Im vorliegenden Falle handelt es sich dagegen um einen Ausgleich für andere als die in § 906 Abs. 1 BGB genannten und auch nicht für "ähnliche" Einwirkungen im Sinne dieser Bestimmung. Feste Körper nicht unerheblichen Umfangs wie Schrotblei sind mit den im Gesetz genannten unwägbaren Immissionen nicht zu vergleichen (vgl. BGHZ 28, 225, 227; 58, 149, 159; Erman/Hagen, BGB 8. Aufl. § 906 Rdn. 10). Ihre Zuführung braucht der Grundstückseigentümer selbst dann nicht zu dulden, wenn die Beeinträchtigungen ausnahmsweise unwesentlich oder ortsüblich sein sollten; derartige "Grobimmissionen" sind rechtswidrig.
Nach der gefestigten Rechtsprechung des Bundesgerichtshofes kommt ein nachbarrechtlicher Ausgleichsanspruch analog § 906 Abs. 2 Satz 2 BGB aber auch für solche und andere Beeinträchtigungen in Betracht, wenn der betroffene Grundstückseigentümer dadurch Nachteile erleidet, die das zumutbare Maß einer entschädigungslos hinzunehmenden Beeinträchtigung übersteigen (BGHZ 58, 149, 158 f. - Abschwemmungen eines provisorischen Dammes; BGHZ 62, 361, 366; 70, 212, 220 f. - Behinderungen des Kontakts nach außen; BGHZ 72, 289, 292; 85, 375, 384 - Vertiefungsschäden; BGHZ 90, 255 ff - Abschwemmung von Unkrautvertilgungsmitteln, Senatsurt. v. 19. Mai 1985, V ZR 33/84, WM 1985, 1041 - Wasserschaden infolge Rohrbruchs auf dem Nachbargrundstück; BGH Urt. v. 21. Dezember 1989, III ZR 26/88, NJW 1990, 978 - Behinderung des Abbaus von von durch unterirdische Speicherung von Gas; vgl. auch schon BGHZ 28, 225, 230 ff - Gesteinsbrocken). Der Ausgleichsanspruch ist dann allerdings subsidiär; ein gleiches Schutzbedürfnis wie in den Fällen des § 906 BGB besteht nämlich nur, wenn der Eigentümer aus besonderen Gründen gehindert ist, die Einwirkungen gemäß §§ 1004 Abs. 1, 862 Abs. 1 BGB - rechtzeitig - zu unterbinden (BGHZ 90, 255, 262 m.w.N.).

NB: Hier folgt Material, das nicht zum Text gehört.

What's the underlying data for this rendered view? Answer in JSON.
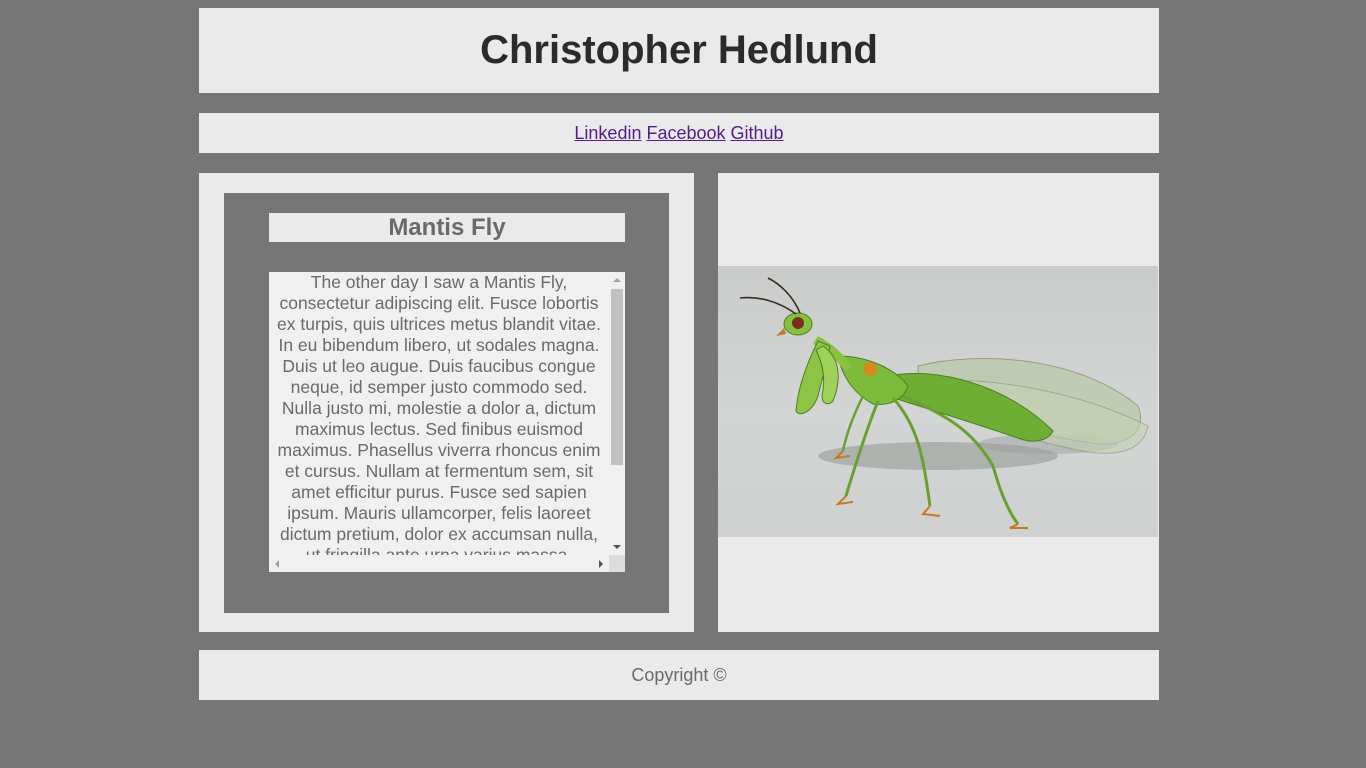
{
  "header": {
    "title": "Christopher Hedlund"
  },
  "nav": {
    "links": [
      {
        "label": "Linkedin"
      },
      {
        "label": "Facebook"
      },
      {
        "label": "Github"
      }
    ]
  },
  "article": {
    "title": "Mantis Fly",
    "body": "The other day I saw a Mantis Fly, consectetur adipiscing elit. Fusce lobortis ex turpis, quis ultrices metus blandit vitae. In eu bibendum libero, ut sodales magna. Duis ut leo augue. Duis faucibus congue neque, id semper justo commodo sed. Nulla justo mi, molestie a dolor a, dictum maximus lectus. Sed finibus euismod maximus. Phasellus viverra rhoncus enim et cursus. Nullam at fermentum sem, sit amet efficitur purus. Fusce sed sapien ipsum. Mauris ullamcorper, felis laoreet dictum pretium, dolor ex accumsan nulla, ut fringilla ante urna varius massa."
  },
  "image": {
    "subject": "mantis-fly-photo"
  },
  "footer": {
    "text": "Copyright ©"
  },
  "colors": {
    "background": "#767676",
    "panel": "#eaeaea",
    "link": "#551a8b",
    "heading": "#2b2b2b",
    "text": "#6a6a6a"
  }
}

Ein solcher faktischer Duldungszwang kann sich u.a. daraus ergeben, daß der Betroffene die abzuwehrende Gefahr nicht rechtzeitig erkannt hat und auch nicht erkennen konnte (BGHZ 85, 375, 384 f). So liegt es hier.

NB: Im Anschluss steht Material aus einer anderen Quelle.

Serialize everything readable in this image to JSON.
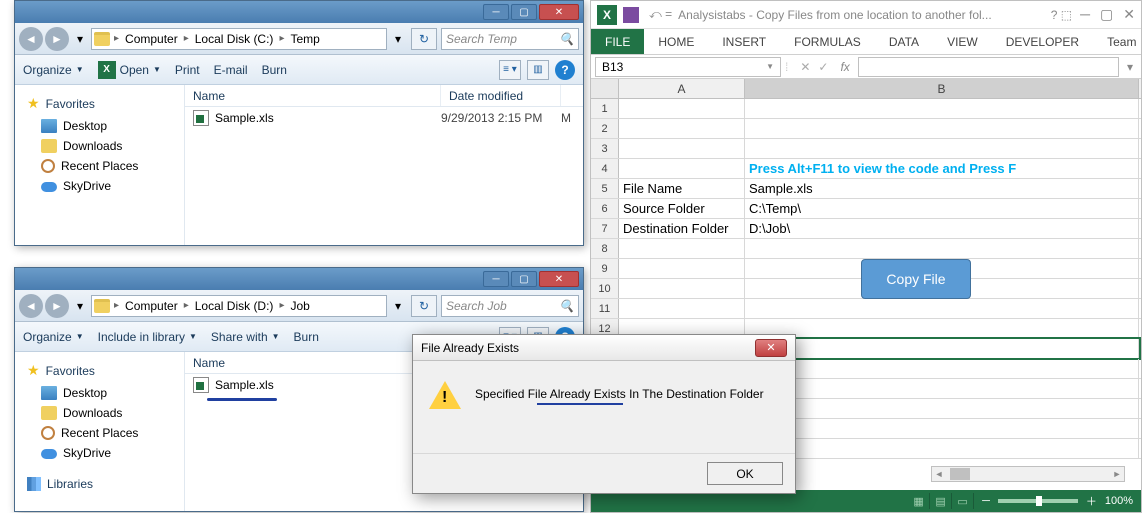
{
  "explorer1": {
    "breadcrumb": [
      "Computer",
      "Local Disk (C:)",
      "Temp"
    ],
    "search_placeholder": "Search Temp",
    "toolbar": {
      "organize": "Organize",
      "open": "Open",
      "print": "Print",
      "email": "E-mail",
      "burn": "Burn"
    },
    "favorites_header": "Favorites",
    "favorites": [
      "Desktop",
      "Downloads",
      "Recent Places",
      "SkyDrive"
    ],
    "columns": {
      "name": "Name",
      "date": "Date modified"
    },
    "file": {
      "name": "Sample.xls",
      "date": "9/29/2013 2:15 PM",
      "extra": "M"
    }
  },
  "explorer2": {
    "breadcrumb": [
      "Computer",
      "Local Disk (D:)",
      "Job"
    ],
    "search_placeholder": "Search Job",
    "toolbar": {
      "organize": "Organize",
      "include": "Include in library",
      "share": "Share with",
      "burn": "Burn"
    },
    "favorites_header": "Favorites",
    "favorites": [
      "Desktop",
      "Downloads",
      "Recent Places",
      "SkyDrive"
    ],
    "libraries_header": "Libraries",
    "columns": {
      "name": "Name"
    },
    "file": {
      "name": "Sample.xls"
    }
  },
  "excel": {
    "title": "Analysistabs - Copy Files from one location to another fol...",
    "tabs": [
      "FILE",
      "HOME",
      "INSERT",
      "FORMULAS",
      "DATA",
      "VIEW",
      "DEVELOPER",
      "Team"
    ],
    "namebox": "B13",
    "fx_label": "fx",
    "col_a": "A",
    "col_b": "B",
    "instruction": "Press Alt+F11 to view the code and Press F",
    "rows": {
      "r5a": "File Name",
      "r5b": "Sample.xls",
      "r6a": "Source Folder",
      "r6b": "C:\\Temp\\",
      "r7a": "Destination Folder",
      "r7b": "D:\\Job\\"
    },
    "button": "Copy File",
    "zoom": "100%"
  },
  "dialog": {
    "title": "File Already Exists",
    "message": "Specified File Already Exists In The Destination Folder",
    "ok": "OK"
  }
}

Entgegen der Ansicht der Revision handelt es sich bei dem durch das Tontaubenschießen auf das Grundstück der Klägerin fliegenden Schrotblei um eine rechtswidrige und damit unzulässige Einwirkung, die die Klägerin an sich nach § 1004 Abs. 1 BGB hätte verhindern können, wovon das Berufungsgericht mit Recht als selbstverständlich ausgeht. Die dem Beklagten erteilte öffentlich-rechtliche Genehmigung zum Betrieb des Schießstandes hatte keinen Einfluß auf Inhalt und Umfang des der Klägerin zustehenden Abwehranspruchs (vgl. Senatsurt. v. 27. Mai 1959, V ZR 78/58, NJW 1959, 2013, 2014). Es kommt in diesem Zusammenhang auch nicht darauf an, ob die Klägerin aus der Eigentumsbeeinträchtigung einen Schaden erlitt. Auch bei völliger Unschädlichkeit eines Eingriffs in ihr Eigentumsrecht hätte sie den Abwehranspruch nach § 1004 Abs. 1 BGB (vgl. Erman/Hagen aaO § 1004 Rdn. 8 m.w.N.). Unerheblich ist ferner, ob das Herabfallen des Schrotbleis für den Beklagten vermeidbar war oder nicht.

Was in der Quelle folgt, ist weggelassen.